Kein schöner Anblick – diese letzten einsamen Fichten. Er ist bitter anzusehen, der Borkenkäferkahlschlag im Zittauer Stadtwald.

Früh noch schnell mit Hund frische Luft und Waldduft genießen. Die Seele dabei in der Natur baumeln lassen. Eine Prise Glück tanken. Sich fit laufen. Dabei ein paar Spuren raten und den Vögeln lauschen, Beeren pflücken und Pilze oder Naturdeko suchen. Ja, auch Hunde beschäftigen und waldtauglich erziehen. Das alles und noch mehr war für mich jahrzehntelang der Wald.

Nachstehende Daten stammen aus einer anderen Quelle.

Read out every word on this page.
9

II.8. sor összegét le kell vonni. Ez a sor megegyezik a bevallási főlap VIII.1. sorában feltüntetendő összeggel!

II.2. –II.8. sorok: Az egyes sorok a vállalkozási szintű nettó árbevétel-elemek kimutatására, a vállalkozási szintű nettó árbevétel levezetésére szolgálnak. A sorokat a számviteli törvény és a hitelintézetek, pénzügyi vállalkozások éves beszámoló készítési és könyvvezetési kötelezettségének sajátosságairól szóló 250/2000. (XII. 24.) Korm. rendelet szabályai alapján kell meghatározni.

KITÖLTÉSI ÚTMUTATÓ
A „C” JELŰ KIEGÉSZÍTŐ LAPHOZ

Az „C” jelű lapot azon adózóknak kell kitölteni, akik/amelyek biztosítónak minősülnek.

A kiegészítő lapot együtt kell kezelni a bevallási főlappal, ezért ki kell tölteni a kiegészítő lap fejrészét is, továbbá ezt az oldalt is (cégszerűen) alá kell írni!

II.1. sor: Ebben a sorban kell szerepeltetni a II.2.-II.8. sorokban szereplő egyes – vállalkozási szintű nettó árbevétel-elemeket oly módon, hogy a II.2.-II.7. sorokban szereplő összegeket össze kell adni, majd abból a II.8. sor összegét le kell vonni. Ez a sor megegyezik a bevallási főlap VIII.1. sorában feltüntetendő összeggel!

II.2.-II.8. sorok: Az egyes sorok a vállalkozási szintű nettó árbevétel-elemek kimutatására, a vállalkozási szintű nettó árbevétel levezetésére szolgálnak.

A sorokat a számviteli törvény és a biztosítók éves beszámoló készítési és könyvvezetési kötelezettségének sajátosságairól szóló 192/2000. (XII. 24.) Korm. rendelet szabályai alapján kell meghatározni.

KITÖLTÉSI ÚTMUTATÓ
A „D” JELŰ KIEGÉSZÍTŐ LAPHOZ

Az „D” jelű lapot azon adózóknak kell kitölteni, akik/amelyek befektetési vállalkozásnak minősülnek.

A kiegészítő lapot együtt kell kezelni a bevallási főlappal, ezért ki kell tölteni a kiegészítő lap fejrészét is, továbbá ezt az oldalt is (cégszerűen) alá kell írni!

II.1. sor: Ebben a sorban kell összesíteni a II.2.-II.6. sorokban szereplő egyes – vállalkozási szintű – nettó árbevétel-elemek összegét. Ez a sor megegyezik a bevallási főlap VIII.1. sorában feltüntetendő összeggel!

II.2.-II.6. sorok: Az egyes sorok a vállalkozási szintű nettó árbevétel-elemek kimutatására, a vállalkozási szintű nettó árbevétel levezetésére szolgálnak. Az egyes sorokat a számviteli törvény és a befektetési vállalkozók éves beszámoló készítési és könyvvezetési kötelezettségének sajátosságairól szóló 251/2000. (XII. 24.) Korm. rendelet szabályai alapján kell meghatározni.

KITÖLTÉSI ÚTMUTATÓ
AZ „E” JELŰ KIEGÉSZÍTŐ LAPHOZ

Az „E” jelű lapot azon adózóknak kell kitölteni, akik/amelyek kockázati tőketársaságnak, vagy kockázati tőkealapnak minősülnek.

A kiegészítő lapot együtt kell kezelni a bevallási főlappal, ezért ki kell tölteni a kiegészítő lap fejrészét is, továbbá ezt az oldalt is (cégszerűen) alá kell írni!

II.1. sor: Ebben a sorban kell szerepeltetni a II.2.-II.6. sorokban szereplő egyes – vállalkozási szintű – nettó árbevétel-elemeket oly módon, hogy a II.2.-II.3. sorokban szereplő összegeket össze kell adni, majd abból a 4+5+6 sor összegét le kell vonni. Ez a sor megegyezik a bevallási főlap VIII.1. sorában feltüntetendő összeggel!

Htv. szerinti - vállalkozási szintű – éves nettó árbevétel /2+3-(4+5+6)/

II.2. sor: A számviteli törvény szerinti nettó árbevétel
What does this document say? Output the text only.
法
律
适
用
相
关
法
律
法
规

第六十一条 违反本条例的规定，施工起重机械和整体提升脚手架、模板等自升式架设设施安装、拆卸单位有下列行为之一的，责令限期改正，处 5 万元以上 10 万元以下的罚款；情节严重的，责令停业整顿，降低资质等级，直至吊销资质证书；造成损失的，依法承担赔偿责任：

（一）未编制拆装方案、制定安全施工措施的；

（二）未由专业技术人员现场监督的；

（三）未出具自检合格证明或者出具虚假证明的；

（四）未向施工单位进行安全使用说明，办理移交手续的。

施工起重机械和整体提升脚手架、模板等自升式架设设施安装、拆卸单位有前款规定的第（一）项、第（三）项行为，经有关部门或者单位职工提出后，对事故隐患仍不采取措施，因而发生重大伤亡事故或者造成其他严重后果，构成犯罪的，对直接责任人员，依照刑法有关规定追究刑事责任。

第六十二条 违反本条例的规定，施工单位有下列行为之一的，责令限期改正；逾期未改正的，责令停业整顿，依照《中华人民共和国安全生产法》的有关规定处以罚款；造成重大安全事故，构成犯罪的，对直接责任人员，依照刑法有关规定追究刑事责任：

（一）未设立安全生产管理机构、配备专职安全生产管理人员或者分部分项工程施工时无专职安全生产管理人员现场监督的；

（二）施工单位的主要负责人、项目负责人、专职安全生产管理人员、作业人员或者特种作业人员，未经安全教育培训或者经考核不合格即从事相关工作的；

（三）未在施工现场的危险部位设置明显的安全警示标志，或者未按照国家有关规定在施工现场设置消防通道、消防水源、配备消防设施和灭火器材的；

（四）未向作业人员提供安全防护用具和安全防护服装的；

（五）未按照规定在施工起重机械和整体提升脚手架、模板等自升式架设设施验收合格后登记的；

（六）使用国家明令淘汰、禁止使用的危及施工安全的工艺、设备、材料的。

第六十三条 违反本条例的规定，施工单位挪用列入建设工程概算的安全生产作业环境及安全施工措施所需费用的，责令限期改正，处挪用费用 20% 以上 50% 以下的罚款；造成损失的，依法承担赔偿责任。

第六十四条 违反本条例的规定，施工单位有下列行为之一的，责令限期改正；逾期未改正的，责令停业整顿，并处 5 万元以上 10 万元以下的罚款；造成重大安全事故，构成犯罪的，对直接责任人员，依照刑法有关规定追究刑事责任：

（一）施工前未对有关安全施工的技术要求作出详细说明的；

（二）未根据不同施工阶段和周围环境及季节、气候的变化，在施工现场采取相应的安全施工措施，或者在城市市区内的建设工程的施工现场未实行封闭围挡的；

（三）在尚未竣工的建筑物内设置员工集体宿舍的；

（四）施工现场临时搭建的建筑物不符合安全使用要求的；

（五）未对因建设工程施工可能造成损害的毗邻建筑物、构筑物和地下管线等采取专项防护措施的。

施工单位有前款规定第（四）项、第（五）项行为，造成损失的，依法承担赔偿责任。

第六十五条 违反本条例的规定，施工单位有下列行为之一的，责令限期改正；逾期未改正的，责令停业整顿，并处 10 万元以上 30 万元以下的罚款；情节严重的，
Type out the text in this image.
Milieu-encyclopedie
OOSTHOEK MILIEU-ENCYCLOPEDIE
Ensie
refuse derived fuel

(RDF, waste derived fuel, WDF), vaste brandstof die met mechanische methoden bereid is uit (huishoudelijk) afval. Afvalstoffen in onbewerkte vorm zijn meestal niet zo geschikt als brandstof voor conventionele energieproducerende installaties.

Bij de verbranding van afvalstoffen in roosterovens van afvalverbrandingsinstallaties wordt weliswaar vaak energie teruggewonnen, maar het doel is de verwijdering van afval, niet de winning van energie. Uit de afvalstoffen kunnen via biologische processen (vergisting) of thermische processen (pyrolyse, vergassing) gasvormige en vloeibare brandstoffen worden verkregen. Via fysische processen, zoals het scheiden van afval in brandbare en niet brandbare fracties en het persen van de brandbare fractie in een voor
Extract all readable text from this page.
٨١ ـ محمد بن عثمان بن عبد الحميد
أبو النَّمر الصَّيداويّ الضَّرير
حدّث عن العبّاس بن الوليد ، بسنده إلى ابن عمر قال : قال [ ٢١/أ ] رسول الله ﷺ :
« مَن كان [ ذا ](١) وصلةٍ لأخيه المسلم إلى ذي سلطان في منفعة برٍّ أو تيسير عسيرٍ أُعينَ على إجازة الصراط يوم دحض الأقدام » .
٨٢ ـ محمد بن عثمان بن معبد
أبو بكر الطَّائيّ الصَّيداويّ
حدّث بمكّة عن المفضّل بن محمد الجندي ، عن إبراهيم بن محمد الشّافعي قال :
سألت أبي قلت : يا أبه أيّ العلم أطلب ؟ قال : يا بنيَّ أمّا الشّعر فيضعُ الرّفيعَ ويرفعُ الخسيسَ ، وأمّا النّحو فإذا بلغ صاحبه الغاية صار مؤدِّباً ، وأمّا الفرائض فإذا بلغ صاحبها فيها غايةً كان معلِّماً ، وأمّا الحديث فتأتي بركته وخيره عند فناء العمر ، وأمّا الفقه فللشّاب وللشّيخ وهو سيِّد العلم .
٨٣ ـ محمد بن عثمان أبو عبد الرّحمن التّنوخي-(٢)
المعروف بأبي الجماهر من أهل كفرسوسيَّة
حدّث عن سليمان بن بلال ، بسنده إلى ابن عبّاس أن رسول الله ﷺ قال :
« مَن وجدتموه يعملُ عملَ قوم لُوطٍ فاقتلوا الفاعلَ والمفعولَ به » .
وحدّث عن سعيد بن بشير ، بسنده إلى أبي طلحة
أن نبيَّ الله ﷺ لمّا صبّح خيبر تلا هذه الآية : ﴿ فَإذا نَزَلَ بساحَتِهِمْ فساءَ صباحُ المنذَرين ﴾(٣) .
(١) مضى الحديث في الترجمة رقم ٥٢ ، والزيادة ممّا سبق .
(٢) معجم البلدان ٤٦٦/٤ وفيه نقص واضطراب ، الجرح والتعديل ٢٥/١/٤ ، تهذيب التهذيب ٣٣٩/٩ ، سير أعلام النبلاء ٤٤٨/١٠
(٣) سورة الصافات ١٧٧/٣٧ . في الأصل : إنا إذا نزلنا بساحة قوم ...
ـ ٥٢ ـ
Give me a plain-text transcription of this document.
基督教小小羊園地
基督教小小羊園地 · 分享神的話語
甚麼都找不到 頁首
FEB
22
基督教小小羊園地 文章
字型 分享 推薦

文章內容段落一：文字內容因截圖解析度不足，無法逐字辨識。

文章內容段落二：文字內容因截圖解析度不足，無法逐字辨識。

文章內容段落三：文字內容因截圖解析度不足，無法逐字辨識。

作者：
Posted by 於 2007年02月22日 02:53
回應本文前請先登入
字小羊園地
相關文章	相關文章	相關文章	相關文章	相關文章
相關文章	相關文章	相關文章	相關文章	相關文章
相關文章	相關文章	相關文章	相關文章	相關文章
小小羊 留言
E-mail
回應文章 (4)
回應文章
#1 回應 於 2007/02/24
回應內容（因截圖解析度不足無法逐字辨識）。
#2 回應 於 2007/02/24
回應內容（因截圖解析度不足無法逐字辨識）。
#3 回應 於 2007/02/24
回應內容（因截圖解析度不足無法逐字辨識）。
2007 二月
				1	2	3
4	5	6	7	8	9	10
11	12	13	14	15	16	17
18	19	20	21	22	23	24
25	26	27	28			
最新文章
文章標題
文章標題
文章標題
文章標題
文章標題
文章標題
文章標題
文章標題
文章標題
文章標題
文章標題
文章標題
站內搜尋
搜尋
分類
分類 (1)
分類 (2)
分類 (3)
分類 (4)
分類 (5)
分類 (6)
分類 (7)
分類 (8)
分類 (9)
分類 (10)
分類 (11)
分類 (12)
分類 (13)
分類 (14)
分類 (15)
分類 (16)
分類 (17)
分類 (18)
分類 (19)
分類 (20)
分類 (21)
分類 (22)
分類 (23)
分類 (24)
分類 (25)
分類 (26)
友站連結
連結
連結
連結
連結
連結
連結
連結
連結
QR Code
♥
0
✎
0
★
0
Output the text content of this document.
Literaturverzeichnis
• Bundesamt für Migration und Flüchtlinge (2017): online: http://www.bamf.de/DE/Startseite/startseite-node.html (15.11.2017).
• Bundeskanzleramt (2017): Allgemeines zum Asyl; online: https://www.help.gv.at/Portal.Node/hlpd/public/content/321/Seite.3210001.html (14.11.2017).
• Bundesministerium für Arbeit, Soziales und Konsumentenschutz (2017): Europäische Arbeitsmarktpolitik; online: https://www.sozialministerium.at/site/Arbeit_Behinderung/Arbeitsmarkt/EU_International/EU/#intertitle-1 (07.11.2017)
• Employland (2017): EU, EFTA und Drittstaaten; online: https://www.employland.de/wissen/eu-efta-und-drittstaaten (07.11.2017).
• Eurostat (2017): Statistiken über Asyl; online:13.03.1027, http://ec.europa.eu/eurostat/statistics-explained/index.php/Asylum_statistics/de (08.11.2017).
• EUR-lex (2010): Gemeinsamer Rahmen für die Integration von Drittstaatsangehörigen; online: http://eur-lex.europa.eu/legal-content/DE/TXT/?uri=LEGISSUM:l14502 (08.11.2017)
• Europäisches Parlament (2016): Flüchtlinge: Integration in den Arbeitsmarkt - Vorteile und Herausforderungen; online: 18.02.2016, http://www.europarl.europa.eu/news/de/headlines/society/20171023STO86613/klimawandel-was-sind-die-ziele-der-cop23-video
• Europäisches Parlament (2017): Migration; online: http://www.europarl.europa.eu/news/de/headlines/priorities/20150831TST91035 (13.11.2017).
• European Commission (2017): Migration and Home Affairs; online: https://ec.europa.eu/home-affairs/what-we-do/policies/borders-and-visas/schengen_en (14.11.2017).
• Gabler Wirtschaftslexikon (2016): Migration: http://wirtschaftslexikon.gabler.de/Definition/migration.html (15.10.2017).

Nun sollen es also nur der Klimawandel und der Borkenkäfer sein, die Schuld am Waldsterben sind? Nicht etwa die “industrielle Massenbaumwirtschaft” mit Monokultur und mächtig Ertragsdruck? Lange hab ich – bin schließlich nur Waldgast – alles geglaubt, was da so als Dringlichkeiten zum Schutz des Waldes beschlossen, gesteuert und uns gesagt worden ist. Erste Zweifel gab es schon, als mir dieser Typ was vom geheimen Leben der Bäume erzählte.

Das hier war mal ein richtiger Wald. 2021 ist der Anblick aber sehr verstörend. Die Fichten sind hin. Wege und Waldboden links und rechts unter den Reifen der “Schlachtmaschinen” zermahlen.

Noch vor zwei Jahren habe ich mit Darja genau da Pilze gesucht und viele (nicht nur Parasole) gefunden. Aber Pilze und Bäume brauchen einander.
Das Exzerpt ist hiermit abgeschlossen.